The workers are not poor because of over-population, or low-wage immigrants, or foreign competition from high or low-waged nations, or because America bars further immigration, or because of protection or free trade, or because they don't work hard enough, or because they work too hard, or because raw materials are monopolised by certain capitalist groups.


 The workers are poor because they are workers. They live in a capitalist world, where private property in the means of life means wealth, and being propertyless means the necessity of working and the accompaniment of economic subjection and poverty. The conditions of work and of the worker's standard of living are set by the capitalist system. Ending exploitation, utilising existing powers of production to the full, eliminating waste, are all dependent on the solution of the political problem of the conquest of political power.

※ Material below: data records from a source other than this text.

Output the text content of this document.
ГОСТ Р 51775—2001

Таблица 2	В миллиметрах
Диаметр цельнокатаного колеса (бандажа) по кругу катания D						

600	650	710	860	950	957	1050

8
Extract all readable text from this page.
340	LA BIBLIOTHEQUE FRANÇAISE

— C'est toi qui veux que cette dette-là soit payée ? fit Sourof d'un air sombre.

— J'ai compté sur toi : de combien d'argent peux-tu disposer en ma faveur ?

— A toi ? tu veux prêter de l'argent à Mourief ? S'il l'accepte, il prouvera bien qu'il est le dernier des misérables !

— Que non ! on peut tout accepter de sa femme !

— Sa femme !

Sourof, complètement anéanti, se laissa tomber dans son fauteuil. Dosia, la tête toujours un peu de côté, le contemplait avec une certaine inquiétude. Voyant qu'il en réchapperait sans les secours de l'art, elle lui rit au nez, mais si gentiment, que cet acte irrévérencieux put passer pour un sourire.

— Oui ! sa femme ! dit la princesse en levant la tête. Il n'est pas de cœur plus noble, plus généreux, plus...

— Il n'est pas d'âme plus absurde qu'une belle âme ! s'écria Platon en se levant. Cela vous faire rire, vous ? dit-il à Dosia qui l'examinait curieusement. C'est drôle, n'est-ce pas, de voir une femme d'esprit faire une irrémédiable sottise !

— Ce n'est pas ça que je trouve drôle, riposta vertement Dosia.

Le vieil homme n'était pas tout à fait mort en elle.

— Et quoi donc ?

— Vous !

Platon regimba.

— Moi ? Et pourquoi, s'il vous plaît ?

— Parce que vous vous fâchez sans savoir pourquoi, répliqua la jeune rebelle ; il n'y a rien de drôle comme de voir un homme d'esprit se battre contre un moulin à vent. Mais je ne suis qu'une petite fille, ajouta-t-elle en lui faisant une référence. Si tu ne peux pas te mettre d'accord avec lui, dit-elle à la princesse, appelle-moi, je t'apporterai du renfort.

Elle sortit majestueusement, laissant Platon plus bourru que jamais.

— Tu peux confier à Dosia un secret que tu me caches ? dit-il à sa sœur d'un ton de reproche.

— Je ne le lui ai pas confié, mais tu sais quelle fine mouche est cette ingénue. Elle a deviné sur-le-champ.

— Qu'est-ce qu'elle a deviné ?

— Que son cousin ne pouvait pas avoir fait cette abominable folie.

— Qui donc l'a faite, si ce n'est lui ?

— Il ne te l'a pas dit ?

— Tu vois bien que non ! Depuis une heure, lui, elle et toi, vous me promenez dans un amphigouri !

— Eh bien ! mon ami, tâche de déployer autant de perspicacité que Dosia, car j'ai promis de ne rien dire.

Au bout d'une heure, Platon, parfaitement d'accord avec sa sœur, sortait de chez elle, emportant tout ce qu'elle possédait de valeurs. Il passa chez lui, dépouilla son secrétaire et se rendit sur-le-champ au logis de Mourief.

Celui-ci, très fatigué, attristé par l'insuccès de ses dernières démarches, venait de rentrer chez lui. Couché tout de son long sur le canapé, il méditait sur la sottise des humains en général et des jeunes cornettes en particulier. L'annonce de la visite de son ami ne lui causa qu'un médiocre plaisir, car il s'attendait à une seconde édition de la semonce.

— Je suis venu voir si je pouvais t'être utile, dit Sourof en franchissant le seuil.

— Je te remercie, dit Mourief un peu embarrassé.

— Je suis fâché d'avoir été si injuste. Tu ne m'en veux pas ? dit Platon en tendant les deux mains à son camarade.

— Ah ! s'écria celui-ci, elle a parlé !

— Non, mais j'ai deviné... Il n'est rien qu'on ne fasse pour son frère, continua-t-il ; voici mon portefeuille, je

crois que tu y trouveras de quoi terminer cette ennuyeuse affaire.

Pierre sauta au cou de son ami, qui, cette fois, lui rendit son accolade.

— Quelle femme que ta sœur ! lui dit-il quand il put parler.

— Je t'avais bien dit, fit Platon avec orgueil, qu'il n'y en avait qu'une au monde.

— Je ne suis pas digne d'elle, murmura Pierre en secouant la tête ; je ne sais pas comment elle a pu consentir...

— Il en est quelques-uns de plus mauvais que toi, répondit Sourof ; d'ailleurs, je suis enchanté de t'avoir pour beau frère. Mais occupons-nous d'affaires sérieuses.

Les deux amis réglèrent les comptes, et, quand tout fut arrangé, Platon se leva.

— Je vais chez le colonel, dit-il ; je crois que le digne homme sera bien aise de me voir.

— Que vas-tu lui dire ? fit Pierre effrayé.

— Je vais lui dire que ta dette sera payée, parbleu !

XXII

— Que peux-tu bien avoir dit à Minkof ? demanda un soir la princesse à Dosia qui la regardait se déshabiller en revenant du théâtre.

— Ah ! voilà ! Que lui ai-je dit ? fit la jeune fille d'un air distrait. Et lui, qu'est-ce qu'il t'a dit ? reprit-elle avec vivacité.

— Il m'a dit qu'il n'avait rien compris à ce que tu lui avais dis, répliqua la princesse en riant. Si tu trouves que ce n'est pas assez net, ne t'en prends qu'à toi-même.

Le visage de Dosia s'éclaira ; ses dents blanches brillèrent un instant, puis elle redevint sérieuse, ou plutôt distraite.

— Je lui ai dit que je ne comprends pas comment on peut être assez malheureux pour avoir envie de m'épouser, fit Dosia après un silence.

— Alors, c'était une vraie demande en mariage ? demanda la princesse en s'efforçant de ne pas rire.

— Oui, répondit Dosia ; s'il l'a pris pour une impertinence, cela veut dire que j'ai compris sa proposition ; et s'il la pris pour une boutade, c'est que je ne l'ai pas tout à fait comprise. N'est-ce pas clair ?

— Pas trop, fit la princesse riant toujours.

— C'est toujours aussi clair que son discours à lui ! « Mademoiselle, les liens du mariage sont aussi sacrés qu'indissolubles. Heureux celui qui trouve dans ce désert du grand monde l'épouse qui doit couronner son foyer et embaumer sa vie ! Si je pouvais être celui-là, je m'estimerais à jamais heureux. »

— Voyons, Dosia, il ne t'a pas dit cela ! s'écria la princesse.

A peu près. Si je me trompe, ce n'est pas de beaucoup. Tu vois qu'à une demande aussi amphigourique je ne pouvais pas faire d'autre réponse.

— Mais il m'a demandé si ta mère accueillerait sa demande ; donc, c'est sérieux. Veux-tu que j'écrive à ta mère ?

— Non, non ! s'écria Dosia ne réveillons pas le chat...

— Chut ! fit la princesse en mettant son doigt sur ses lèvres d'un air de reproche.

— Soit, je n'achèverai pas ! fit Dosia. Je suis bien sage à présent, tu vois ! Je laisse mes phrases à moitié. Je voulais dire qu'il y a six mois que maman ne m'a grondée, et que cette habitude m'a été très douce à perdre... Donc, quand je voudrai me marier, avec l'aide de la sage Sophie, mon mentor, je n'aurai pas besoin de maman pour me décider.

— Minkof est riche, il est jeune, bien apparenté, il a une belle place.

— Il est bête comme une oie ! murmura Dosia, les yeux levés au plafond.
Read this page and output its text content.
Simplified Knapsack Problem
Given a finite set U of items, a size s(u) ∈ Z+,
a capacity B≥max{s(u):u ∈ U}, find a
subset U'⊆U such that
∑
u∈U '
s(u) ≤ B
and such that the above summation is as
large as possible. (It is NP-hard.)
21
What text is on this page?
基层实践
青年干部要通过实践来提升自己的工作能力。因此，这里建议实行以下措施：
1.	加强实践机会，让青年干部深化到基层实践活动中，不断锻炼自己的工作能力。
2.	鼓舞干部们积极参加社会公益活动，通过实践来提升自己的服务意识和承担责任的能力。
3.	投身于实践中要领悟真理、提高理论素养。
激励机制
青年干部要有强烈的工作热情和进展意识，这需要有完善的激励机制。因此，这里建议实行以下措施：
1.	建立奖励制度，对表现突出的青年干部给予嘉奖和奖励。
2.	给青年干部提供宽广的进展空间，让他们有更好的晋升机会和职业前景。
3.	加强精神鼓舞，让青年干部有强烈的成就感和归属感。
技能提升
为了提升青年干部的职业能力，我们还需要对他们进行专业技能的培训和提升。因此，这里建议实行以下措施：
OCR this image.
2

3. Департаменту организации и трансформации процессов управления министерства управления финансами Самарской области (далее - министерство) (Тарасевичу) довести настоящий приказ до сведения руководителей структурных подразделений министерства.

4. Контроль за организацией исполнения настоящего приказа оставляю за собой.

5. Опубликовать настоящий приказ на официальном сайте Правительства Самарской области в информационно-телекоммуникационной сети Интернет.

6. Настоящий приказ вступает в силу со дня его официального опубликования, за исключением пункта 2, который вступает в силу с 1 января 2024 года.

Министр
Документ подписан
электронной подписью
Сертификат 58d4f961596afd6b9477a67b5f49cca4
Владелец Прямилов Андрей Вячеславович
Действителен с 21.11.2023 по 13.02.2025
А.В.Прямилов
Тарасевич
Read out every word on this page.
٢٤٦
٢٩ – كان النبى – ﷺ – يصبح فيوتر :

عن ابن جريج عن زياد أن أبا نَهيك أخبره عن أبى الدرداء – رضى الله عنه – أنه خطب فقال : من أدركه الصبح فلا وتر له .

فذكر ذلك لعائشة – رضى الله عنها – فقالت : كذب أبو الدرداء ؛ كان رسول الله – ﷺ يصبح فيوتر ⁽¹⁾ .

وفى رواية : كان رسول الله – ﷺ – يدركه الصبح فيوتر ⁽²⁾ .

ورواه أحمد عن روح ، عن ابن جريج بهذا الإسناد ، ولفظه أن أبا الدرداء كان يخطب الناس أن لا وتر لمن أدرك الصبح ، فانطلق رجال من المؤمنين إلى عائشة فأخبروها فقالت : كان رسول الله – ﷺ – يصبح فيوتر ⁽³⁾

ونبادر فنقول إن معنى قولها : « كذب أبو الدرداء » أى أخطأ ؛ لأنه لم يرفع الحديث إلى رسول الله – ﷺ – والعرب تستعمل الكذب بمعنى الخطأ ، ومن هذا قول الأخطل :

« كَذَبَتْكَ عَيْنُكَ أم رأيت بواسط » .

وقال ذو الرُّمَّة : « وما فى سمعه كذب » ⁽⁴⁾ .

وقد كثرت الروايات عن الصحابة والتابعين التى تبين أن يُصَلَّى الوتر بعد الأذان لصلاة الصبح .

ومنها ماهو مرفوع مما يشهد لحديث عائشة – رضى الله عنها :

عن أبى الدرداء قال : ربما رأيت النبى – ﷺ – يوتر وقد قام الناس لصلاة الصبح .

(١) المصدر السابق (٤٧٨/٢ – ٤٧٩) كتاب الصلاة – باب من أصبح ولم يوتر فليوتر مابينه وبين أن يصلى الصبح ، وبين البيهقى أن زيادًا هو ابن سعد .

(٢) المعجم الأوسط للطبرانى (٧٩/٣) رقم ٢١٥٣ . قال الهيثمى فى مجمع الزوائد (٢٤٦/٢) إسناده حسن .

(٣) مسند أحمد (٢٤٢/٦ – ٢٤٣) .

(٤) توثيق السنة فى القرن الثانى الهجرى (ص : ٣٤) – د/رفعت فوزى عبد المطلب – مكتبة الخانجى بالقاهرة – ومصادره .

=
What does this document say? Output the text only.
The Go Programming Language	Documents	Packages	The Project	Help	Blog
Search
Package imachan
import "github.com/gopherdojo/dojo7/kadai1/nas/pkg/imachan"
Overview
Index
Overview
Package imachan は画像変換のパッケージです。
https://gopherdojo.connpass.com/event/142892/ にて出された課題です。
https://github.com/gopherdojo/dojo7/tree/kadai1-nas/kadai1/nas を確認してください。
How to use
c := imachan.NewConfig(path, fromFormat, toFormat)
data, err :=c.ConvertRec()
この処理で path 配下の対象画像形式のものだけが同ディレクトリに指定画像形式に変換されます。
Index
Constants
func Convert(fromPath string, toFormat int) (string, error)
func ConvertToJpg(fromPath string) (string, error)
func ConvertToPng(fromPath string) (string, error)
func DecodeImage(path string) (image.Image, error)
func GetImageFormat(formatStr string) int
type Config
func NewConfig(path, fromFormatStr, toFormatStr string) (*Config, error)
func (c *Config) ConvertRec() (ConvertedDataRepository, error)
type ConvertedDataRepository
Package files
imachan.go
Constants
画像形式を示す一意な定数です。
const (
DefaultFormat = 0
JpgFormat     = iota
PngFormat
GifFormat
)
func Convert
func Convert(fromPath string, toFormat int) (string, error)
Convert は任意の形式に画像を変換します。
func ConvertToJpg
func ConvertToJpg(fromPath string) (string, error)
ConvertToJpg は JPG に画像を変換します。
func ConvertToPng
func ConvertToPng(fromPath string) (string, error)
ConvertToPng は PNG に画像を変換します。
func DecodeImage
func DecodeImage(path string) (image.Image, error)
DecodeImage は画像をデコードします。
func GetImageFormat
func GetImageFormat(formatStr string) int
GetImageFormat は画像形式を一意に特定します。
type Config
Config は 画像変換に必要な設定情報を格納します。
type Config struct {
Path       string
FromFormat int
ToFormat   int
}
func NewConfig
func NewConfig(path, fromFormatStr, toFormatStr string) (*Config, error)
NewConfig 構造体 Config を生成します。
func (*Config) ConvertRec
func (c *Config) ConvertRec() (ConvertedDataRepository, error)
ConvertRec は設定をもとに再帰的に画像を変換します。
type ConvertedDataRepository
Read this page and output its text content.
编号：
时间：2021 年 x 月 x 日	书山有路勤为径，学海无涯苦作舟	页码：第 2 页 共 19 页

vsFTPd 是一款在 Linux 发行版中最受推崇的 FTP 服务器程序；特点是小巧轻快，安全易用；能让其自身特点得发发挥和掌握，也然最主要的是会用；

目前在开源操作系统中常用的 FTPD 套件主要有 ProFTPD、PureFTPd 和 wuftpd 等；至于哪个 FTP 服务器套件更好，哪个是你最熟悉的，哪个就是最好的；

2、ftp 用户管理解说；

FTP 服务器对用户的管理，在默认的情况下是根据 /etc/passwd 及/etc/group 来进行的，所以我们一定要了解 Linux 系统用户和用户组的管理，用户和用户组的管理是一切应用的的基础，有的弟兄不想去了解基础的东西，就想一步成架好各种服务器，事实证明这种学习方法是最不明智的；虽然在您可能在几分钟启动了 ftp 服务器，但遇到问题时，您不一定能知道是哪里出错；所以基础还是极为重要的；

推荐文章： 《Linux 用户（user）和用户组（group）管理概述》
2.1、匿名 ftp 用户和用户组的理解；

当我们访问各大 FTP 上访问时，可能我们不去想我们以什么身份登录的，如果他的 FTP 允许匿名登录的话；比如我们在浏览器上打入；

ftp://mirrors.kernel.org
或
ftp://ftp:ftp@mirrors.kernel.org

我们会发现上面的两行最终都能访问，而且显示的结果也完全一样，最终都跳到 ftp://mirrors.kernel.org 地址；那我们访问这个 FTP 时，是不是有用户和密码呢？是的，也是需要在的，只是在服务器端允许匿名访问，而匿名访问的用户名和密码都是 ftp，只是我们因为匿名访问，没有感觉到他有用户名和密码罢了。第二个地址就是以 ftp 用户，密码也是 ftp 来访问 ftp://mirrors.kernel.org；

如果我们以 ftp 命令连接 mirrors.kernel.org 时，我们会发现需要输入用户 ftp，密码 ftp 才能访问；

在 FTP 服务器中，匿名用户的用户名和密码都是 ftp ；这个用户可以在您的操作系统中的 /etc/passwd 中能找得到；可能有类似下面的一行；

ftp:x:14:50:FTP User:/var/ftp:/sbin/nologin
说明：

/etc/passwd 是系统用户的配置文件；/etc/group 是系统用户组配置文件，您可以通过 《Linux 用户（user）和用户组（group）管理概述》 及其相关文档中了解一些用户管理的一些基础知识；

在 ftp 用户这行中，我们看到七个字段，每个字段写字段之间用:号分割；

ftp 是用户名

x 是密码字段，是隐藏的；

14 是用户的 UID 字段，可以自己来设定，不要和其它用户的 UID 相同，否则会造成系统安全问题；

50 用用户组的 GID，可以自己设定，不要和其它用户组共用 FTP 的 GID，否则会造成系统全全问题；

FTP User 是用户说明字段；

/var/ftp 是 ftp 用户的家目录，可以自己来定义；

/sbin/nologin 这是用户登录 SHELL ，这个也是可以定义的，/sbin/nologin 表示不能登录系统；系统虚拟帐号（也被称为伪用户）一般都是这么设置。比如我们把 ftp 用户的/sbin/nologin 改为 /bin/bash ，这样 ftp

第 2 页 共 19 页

Many environmentalists dismiss the contention that Nature is sufficiently bountiful for our needs. They ignore that more than half of the working population are not engaged in producing wealth at all, but are either idle or are carrying on purely wasteful services called into being by the capitalist system. There obviously are problems of population, but the problem of working-class poverty is not one of these. 


Does anybody really believe that if the world’s population was drastically reduced to a few billion, the forest would not be logged to depletion, the pollutants would not be spewed, and greenhouse gas wouldn’t still accumulate in the air? These would just advance at a slower pace, not disappear.

 

The World Socialist Movement (WSM) has always held that a society of abundance for all is possible and can be quickly become a reality. 


Technology has developed to the point where society can produce enough for everybody. What is lacking is the required movement to bring such a society into being.


Some scenarios assume that people love luxury and that they loathe work. 


We suggest that neither of these is fully correct and take their reasoning from projecting into socialism the capitalist ethos.  


Our critics remain fixated on what we can call the ‘Lazy, Greedy Hypothesis’ which simplistically preaches the conventional wisdom about peoples selfishness’ and rejects a system that abolishes money, prices and the whole exchange economy, asserting that a money-free scheme would permit the least socially responsible to ‘win’ out because they would take more and give less.


Are some innately selfish and inherently idle? We say no and don’t share in this pessimistic perspective.


We have always thought we left Original Sin to the religious blinkered, not for the progressive-minded to accept.


Human behaviour reflects society. In a dog-eat-dog society such as capitalism, people feel insecure.


Unappreciated and humiliated, there is a tendency for individuals to validate their sense of worth through the accumulation of possessions and conspicuous consumption to compensate for low status and low self-esteem.


Capitalism requires consumption, whether it improves our lives or not, and there is a huge industry devoted to persuading us to consume.


Businesses are compelled to produce more in order to maximise profits with the effect that it creates the enormous waste of consumerism. Obsolescence is built into products that are designed to be irreparable and disposable so that customers are trapped in a throwaway cycle of purchasing upgrades and replacements.


The destruction of ecosystems and the capitalist exchange economy are inseparable parts of the same problem. The capitalist system depends upon growth and accumulation to sustain itself.